Он был немного удивлен. Бен оделся в симпатичную спортивную
куртку и серые слаксы с двойной отстрочкой. Хорошие ботинки, с виду ношенные
совсем немного. В классах Мэтта бывали и другие литераторы. Те обычно одевались
небрежно или во что-нибудь откровенно странное. Год назад он спросил довольно
известную поэтессу, приехавшую на свой творческий вечер в университет штата, в
Портленд, не заглянет ли она на следующий день поговорить с его классом о
поэзии. Так та явилась в тренировочных штанах, но на высоком каблуке. Казалось,
таким образом ее подсознание заявляет: поглядите на меня — я побила систему в
ее собственной игре. Я прихожу и ухожу как ветер.
От такого сравнения восхищение Мэтта Беном усилилось еще
капельку. После тридцати с лишним лет на педагогическом поприще Мэтт пришел к
убеждению, что систему не побьешь, игру не выиграешь, и только сопляки думают,
будто вырвались вперед.
— Хорошее здание, — сказал Бен, оглядываясь по сторонам,
пока они шли по коридору. — Черт-те как отличается от той школы, где учился я.
Там почти все окна напоминали амбразуры.
— Первая ошибка, — отозвался Мэтт. — Никогда не называйте
школу «зданием». Это — «предприятие». Школьные доски — «наглядные пособия», а
ученики — «гомогенное сообщество совместно обучающихся детей среднего школьного
возраста».
— Им крупно повезло, — с ухмылкой заметил Бен.
— Да, верно? Вы учились в колледже, Бен?
— Пытался. Гуманитарные науки. Но, похоже, все как один
играли в интеллектуальную игру «захвати флаг»: ты тоже можешь найти топор и
наточить его, и, таким образом, стать известным и обожаемым. К тому же, меня
вытурили за неуспешность. Когда продавали «Дочь Конвея», я грузил в фургоны
доставки ящики с кока-колой.
— Расскажите об этом ребятам. Им будет интересно.
— Вам нравится преподавать? — спросил Бен.

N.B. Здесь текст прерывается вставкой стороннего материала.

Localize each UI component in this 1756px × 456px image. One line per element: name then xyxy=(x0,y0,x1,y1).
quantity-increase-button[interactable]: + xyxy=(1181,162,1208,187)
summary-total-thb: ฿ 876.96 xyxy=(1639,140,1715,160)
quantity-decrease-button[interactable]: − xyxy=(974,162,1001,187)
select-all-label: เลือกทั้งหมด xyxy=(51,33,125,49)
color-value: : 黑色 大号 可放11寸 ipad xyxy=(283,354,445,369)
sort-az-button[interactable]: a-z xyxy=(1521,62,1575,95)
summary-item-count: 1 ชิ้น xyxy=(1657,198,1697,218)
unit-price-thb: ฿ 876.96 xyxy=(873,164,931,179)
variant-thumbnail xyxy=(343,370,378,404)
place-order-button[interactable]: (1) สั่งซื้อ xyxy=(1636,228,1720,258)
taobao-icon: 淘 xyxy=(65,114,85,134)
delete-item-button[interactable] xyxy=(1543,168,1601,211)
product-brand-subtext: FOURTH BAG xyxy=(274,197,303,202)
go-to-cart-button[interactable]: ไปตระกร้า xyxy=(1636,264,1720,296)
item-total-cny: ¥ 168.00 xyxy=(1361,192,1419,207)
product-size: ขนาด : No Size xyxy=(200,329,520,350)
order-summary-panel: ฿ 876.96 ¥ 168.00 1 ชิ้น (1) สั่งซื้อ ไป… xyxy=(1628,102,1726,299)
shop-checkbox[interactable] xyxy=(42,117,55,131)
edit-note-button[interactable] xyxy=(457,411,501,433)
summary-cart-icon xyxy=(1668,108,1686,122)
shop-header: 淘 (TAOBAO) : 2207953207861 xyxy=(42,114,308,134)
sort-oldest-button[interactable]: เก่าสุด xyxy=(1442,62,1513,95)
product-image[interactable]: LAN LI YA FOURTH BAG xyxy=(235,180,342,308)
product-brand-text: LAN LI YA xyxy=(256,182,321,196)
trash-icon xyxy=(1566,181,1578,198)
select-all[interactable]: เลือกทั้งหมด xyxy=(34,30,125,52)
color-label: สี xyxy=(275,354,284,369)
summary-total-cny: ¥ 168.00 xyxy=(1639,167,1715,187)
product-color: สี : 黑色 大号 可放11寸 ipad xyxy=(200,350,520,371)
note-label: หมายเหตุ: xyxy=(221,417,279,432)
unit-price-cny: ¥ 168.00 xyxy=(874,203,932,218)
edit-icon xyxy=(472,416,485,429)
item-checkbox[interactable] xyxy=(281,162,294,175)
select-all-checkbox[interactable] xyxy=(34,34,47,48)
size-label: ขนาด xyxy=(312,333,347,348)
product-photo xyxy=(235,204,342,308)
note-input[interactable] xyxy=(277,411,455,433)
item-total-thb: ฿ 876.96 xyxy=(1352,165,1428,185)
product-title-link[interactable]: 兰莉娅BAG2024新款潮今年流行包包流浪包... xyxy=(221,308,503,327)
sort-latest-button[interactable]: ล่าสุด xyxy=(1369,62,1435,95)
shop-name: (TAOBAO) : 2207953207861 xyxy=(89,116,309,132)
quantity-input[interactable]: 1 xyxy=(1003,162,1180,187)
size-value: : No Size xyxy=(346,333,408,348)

— Разумеется, нравится. Иначе эти сорок лет пропали бы
д??ром.
Прозвонил запоздалый звонок. По опустевшему коридору (только
какой-то лодырь медленно шел мимо нарисованной под надписью «Лесное дело»
стрелки) разнеслось громкое эхо.
— Как тут с наркотиками? — спросил Бен.
— Все, что угодно. Как в любой американской школе. Все-таки
наша главная беда — пьянство.
— Не марихуана?
— Я не считаю косяк проблемой. Да и начальство, заложивши за
воротник и высказываясь неофициально, тоже. Если под ремешком играет «Джим
Бим». Я случайно знаю, что наш ведущий советник — один из лучших в своей
области — не прочь курнуть и пойти в кино. Я и сам пробовал. Действует
превосходно, но у меня от этого кислое несварение.
— Вы пробовали?
— Ш-ш-ш, — сказал Мэтт. — У Большого Брата повсюду уши.
Кроме того, вот мой кабинет.
— Ах ты Господи.
— Не нервничайте, — сказал Мэтт, пропуская его вперед.
— Доброе утро, ребята, — обратился он примерно к двум
десяткам учеников, которые пристально разглядывали Бена. — Это мистер Бен Мирс.